Chez les maronites du nord de Chypre, avant l'ouverture de la ligne verte en 2003, la crainte des ennuis, la fragilité de la communauté, étaient tout entières exprimées par un panneau apposé sur la chapelle vouée à saint Georges, sur la côte nord de l'île. Elle est située sur le finage de Kormakitis, mais loin du village, entre Orga (Kayalar) et Livera (Sadrazamköy). Observé en juin 1996, le panneau, implicitement accusateur, enjoignait : « Allah’ın evi dokunmayın ! Ne touchez pas à la maison de Dieu ! » La petite communauté isolée craignait les dégradations, les profanations qui ont été perpétrées dans toutes les églises, chapelles et cimetières orthodoxes de la partie nord.
En règle générale, les vandales, sans doute commandités par l'armée turque ou les mouvements d'extrême-droite, ont respecté avec une précision étonnante la différence entre les orthodoxes et les maronites. Les conflits entre « Turcs » et « Grecs » de Chypre, entre 1955 et 1974, étaient en fait des conflits entre musulmans et orthodoxes. Les communautés maronites ont réussi à tirer leur épingle du jeu et à faire respecter leur différence.
C'est d'ailleurs grâce au bon état des églises et cimetières dans certains rares villages que lors de notre première visite en 1995 nous avons découvert qu'ils étaient maronites.
Lors de l'intervention armée turque en 1974, les maronites n'ont pas été chassés comme les orthodoxes, leurs lieux de culte ont été respectés, résultat de probables pressions du patriarcat maronite du Liban. Toutefois, ils étaient et restent sévèrement surveillés par les autorités : pour se rendre dans un village maronite, il faut au préalable traverser un camp militaire.
Ainsi, cette chapelle Saint-Georges de Kormakitis, lors de notre visite en 1995, était en bon état, la porte était ouverte, des bougies brûlaient. Pas de souillure ni d'ordures, pas de dégradation ni de graffiti comme dans de nombreuses églises orthodoxes. Mais le panneau qui surmontait la porte d'entrée laissait entendre qu'il y en avait peut-être eu, ou qu'il pourrait y en avoir, de la part peut-être de vandales éméchés peu au courant des subtilités religieuses parmi les chrétiens de l'île.
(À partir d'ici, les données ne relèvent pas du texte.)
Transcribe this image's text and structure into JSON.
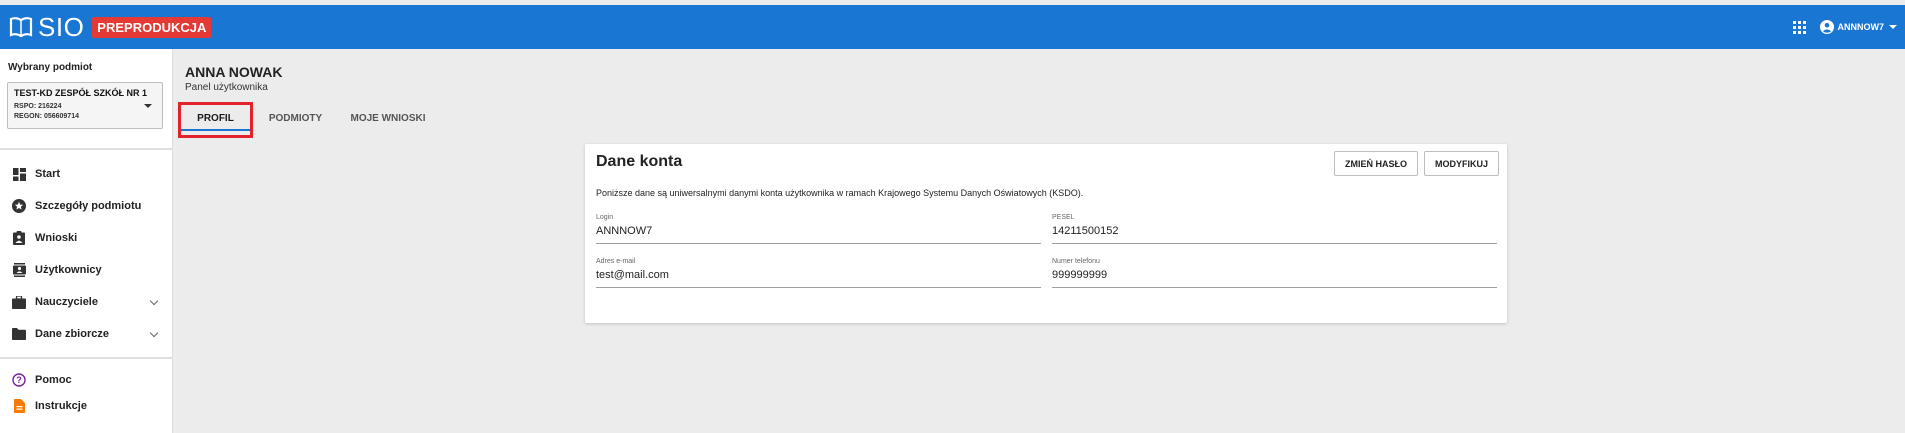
{
  "header": {
    "logo_text": "SIO",
    "env_badge": "PREPRODUKCJA",
    "username": "ANNNOW7",
    "colors": {
      "primary": "#1976d2",
      "badge": "#e53935"
    }
  },
  "sidebar": {
    "selected_label": "Wybrany podmiot",
    "subject": {
      "name": "TEST-KD ZESPÓŁ SZKÓŁ NR 1",
      "rspo": "RSPO: 216224",
      "regon": "REGON: 056609714"
    },
    "nav": [
      {
        "label": "Start",
        "icon": "dashboard-icon"
      },
      {
        "label": "Szczegóły podmiotu",
        "icon": "star-badge-icon"
      },
      {
        "label": "Wnioski",
        "icon": "clipboard-icon"
      },
      {
        "label": "Użytkownicy",
        "icon": "contacts-icon"
      },
      {
        "label": "Nauczyciele",
        "icon": "briefcase-icon"
      },
      {
        "label": "Dane zbiorcze",
        "icon": "folder-icon"
      }
    ],
    "help": [
      {
        "label": "Pomoc",
        "icon": "help-circle-icon"
      },
      {
        "label": "Instrukcje",
        "icon": "document-icon"
      }
    ]
  },
  "page": {
    "title": "ANNA NOWAK",
    "subtitle": "Panel użytkownika",
    "tabs": [
      "PROFIL",
      "PODMIOTY",
      "MOJE WNIOSKI"
    ],
    "active_tab": "PROFIL"
  },
  "card": {
    "title": "Dane konta",
    "change_password": "ZMIEŃ HASŁO",
    "modify": "MODYFIKUJ",
    "description": "Poniższe dane są uniwersalnymi danymi konta użytkownika w ramach Krajowego Systemu Danych Oświatowych (KSDO).",
    "fields": {
      "login": {
        "label": "Login",
        "value": "ANNNOW7"
      },
      "pesel": {
        "label": "PESEL",
        "value": "14211500152"
      },
      "email": {
        "label": "Adres e-mail",
        "value": "test@mail.com"
      },
      "phone": {
        "label": "Numer telefonu",
        "value": "999999999"
      }
    }
  }
}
Le 24 avril 2000, un journaliste du quotidien très conformiste Kıbrıs a fait un papier sur cette petite chapelle, située dans un endroit charmant. Comme souvent, ce genre d'article a pour but d'illustrer et de prouver la tolérance des Turcs : voyez comme ce lieu de culte fragile, loin de tout village, a été respecté par la population turque. Mais le journaliste a été étonné par la présence du panneau et s'en est offusqué : un panneau parfaitement inutile, puisque les Turcs sont si tolérants.
Certaines pressions ont dû être faites sur les autorités du village de Kormakitis, et, lors de notre visite suivante, le panneau avait en effet été retiré.
Nous y sommes retournés, en ce mois de septembre 2014. A partir de l'endroit où la route de Morphou file vers le sud par le col de Panagra, la côte est restée très belle ; il n'y a que deux lotissements modestes, à Livera et Orga, et le paysage n'est pas défiguré. Au contraire, il est très beau, d'autant que le terroir est beau avec sa terre rougeâtre et bien soignée par les villageois désormais tous originaires de la mer Noire, et qui vivent de l'élevage laitier.
La chapelle est toujours là, en excellent état. L’extérieur a même été entièrement refait, les murs recouvert d'un parement de pierre. Un soubassement de béton l'entoure. Surtout, la vieille porte en bois, qui était toujours ouverte, a été doublée d'une lourde grille en fer, solidement cadenassée. Craindrait-on encore les vandales ?
Il existe quatre villages maronites dans la partie nord de l'île : Karpasia (Karpasa), Asomatos (Özhan), Agia Marina (Gürpınar) et le plus gros, Kormakitis (Koruçam). Pour l'histoire, il faut ajouter deux anciens villages maronites : Kampili (Hisarköy), à l'ouest, qui conserve une jolie chapelle d'époque byzantine, intacte ; et Klepini, près de Kyrenia, dont l'étonnant toponyme turc, Arapköy (« Village arabe ») maintient le souvenir des anciens habitants. Les maronites de l'île, en effet, sont venus du Liban et, à la fin du XXe siècle, les plus anciens avaient conservé un dialecte arabe. Mais la langue la plus parlée est le dialecte grec chypriote.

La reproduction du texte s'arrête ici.